Raise Summit en el Carrousel du Louvre

París no se queda atrás en esta efervescencia: el Carrousel du Louvre acoge del 7 al 9 de julio el Raise Summit, un encuentro selectivo de líderes e inversores del ecosistema de la IA generativa, centrado en el despliegue concreto de estas tecnologías en las grandes empresas y en las cuestiones de soberanía tecnológica. Esta densidad de eventos —Ginebra, París, Seúl— refleja una aceleración del calendario mundial de la IA en un momento crucial, en el que se juegan simultáneamente la carrera tecnológica entre laboratorios y el primer intento de gobernanza internacional coordinada del sector.

Ciberseguridad y régimen de exportación

En el plano de la seguridad, la dinámica no es menos agitada. Expertos en ciberseguridad han advertido recientemente sobre el uso de modelos de IA de vanguardia por parte de hackers informáticos, mientras que las cuestiones del régimen de exportación de ciertos modelos considerados estratégicos continúan agitando los debates entre las alianzas de inteligencia occidentales. Esta convergencia entre cuestiones científicas, económicas, geopolíticas y de seguridad ilustra por qué la cumbre de Ginebra es seguida tan de cerca tanto por los gobiernos como por los industriales del sector.

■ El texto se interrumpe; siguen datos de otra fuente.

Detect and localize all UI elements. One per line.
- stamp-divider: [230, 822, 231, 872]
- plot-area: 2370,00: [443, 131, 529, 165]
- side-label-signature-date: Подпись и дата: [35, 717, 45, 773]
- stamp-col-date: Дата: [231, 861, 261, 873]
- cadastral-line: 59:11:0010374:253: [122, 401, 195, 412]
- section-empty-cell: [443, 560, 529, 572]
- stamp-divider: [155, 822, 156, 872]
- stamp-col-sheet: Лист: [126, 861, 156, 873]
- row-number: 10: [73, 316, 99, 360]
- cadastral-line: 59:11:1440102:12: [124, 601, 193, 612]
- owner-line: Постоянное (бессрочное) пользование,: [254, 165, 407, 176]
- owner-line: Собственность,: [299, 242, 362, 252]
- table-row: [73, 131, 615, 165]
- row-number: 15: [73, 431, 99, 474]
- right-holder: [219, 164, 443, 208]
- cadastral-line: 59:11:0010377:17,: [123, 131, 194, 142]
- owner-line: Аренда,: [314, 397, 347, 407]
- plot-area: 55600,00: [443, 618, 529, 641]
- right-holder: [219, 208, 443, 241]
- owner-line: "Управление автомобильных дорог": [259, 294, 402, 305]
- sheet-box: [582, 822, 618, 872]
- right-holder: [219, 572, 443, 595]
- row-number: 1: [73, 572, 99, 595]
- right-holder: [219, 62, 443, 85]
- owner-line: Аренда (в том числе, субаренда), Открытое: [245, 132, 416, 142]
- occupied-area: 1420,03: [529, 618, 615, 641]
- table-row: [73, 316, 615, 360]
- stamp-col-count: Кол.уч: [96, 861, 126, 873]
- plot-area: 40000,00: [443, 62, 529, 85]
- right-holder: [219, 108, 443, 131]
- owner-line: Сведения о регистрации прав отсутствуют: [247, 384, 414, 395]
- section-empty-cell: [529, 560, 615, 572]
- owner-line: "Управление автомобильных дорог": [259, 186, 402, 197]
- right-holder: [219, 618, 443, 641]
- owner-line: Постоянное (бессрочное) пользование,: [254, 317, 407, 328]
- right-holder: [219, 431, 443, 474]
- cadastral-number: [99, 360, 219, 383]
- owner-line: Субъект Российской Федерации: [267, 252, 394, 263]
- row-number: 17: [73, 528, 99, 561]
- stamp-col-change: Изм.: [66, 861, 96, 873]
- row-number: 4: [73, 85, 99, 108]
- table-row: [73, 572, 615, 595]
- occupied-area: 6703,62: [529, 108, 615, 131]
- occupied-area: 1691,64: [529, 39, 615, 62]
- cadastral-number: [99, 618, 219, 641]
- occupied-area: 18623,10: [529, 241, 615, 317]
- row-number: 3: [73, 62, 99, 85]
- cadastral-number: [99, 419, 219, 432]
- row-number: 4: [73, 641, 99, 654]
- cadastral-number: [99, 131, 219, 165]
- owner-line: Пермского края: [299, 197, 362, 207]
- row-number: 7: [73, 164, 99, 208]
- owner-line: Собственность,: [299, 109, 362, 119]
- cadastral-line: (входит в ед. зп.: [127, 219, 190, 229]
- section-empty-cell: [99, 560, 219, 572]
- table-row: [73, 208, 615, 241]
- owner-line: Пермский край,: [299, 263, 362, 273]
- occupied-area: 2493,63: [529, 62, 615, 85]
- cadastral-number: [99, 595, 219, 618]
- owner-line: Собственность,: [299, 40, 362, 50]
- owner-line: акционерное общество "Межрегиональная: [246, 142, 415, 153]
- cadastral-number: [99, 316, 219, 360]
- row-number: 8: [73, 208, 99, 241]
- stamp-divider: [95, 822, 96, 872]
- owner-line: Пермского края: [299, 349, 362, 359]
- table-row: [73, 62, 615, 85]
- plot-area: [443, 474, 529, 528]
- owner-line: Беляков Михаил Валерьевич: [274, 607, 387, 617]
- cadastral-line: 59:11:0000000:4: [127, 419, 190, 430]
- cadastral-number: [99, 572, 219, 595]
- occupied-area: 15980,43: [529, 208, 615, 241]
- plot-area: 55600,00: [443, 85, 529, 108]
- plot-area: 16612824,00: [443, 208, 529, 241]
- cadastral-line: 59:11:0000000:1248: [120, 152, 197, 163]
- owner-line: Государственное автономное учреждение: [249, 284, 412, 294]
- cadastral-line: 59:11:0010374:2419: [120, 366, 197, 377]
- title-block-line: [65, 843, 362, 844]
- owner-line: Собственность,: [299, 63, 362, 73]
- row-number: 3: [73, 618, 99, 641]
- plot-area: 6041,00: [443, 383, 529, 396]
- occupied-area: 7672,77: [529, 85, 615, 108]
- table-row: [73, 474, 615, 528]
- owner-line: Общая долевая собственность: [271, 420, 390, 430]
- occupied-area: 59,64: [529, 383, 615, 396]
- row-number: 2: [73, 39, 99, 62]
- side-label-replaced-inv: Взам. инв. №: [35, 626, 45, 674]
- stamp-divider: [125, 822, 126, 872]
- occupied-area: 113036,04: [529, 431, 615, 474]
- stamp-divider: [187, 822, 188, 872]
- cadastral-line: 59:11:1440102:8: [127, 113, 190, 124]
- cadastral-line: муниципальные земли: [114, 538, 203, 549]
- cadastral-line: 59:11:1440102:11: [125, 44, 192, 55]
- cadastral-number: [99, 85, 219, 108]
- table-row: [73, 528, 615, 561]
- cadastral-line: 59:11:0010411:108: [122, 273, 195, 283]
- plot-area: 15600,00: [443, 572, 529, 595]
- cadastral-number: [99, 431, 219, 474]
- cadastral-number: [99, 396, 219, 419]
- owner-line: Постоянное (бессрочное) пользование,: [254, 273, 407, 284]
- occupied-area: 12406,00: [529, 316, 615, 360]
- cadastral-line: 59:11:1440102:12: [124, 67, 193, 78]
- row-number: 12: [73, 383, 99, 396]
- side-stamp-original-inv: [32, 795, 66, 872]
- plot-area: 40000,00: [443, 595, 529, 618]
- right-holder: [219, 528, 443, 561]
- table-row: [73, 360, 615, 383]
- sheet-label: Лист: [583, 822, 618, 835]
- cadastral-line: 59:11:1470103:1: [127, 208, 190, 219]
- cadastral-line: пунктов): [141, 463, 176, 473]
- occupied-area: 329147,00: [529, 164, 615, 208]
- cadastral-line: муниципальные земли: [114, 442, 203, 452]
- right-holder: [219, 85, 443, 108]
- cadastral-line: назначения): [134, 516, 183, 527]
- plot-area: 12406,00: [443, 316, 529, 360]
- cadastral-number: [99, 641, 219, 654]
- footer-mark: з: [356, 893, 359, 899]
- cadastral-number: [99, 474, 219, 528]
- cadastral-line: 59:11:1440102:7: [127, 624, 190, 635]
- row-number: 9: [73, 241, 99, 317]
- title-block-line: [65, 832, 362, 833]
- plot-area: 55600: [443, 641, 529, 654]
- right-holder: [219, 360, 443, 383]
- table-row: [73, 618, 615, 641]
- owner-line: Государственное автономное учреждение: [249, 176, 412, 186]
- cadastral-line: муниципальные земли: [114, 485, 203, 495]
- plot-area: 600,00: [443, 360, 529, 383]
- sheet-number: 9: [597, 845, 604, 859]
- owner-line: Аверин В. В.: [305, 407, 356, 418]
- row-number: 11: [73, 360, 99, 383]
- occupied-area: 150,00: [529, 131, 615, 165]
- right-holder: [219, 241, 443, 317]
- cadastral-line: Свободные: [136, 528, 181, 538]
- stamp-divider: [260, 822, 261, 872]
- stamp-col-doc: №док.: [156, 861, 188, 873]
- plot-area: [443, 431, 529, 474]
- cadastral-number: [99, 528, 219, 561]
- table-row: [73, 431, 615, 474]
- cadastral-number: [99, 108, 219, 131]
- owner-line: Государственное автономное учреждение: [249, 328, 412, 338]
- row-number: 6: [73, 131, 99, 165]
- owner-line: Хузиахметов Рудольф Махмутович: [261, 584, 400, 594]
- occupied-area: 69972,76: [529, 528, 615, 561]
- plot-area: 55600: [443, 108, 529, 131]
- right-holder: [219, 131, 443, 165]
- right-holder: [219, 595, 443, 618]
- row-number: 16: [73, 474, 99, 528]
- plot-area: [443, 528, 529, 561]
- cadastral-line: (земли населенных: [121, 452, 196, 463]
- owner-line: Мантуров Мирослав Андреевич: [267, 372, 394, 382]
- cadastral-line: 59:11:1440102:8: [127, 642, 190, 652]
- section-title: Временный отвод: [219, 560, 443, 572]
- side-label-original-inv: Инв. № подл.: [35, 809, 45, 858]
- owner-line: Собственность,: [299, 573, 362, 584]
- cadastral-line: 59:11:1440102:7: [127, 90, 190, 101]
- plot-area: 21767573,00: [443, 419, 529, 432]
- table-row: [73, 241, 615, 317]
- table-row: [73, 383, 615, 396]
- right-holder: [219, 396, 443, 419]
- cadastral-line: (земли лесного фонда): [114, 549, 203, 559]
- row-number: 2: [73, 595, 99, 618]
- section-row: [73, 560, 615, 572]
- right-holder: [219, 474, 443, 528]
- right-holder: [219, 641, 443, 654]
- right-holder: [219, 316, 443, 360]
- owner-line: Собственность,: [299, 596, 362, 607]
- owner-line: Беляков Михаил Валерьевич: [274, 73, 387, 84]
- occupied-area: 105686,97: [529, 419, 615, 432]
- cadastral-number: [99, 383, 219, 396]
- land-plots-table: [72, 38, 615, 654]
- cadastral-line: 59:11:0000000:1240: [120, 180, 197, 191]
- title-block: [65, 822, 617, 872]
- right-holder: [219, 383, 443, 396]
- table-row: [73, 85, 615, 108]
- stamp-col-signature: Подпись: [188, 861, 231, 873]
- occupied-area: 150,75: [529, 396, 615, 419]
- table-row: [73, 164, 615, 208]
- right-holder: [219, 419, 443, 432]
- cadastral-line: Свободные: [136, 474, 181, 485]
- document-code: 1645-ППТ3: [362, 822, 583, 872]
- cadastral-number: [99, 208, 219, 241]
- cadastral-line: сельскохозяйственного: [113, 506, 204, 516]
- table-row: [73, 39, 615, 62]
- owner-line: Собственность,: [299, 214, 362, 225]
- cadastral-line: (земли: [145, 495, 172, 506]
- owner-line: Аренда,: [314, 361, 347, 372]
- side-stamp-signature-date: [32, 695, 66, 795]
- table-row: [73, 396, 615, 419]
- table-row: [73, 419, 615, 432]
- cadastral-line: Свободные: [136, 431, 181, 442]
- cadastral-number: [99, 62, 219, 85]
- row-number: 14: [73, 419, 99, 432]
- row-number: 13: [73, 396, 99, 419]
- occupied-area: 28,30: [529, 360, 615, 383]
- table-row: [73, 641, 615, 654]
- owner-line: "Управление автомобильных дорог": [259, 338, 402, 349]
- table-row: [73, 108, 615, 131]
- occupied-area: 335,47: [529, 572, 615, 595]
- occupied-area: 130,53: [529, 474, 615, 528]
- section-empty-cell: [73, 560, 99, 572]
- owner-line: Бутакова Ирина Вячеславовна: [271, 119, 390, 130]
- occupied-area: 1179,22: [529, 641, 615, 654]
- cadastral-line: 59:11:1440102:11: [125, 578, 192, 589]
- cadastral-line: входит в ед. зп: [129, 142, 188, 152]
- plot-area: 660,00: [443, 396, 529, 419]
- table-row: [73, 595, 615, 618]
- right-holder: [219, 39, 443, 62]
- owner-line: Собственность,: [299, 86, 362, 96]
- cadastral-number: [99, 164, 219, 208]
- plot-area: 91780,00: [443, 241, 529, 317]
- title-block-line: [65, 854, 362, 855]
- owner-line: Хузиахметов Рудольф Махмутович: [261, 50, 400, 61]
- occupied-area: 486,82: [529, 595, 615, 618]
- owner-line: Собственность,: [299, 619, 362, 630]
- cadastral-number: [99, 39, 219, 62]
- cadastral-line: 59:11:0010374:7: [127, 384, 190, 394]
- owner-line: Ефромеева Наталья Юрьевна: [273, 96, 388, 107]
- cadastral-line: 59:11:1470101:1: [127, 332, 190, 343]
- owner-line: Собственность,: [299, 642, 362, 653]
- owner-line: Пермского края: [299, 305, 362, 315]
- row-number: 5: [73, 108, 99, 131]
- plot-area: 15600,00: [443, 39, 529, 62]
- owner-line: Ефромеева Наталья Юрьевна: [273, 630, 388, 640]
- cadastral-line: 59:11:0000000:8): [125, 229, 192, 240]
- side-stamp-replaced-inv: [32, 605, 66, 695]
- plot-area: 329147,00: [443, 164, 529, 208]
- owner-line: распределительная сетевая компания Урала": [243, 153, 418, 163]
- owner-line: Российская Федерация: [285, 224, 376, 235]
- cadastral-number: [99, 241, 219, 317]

La opinión de la redacción

Este concentrado de actualidad dibuja bastante bien el estado del sector a mediados de 2026: una tecnología que avanza más rápido que los marcos que deben regularla, y una industria donde la competencia por los mejores investigadores se vuelve tan estratégica como la competencia por los mejores modelos. El informe de la ONU tiene el mérito de salir del mero registro del alarmismo al documentar también los beneficios tangibles de la IA. Queda un riesgo de saturación informativa: entre Ginebra, París y Seúl, la multiplicación de las cumbres podría diluir la atención prestada a cada una de ellas.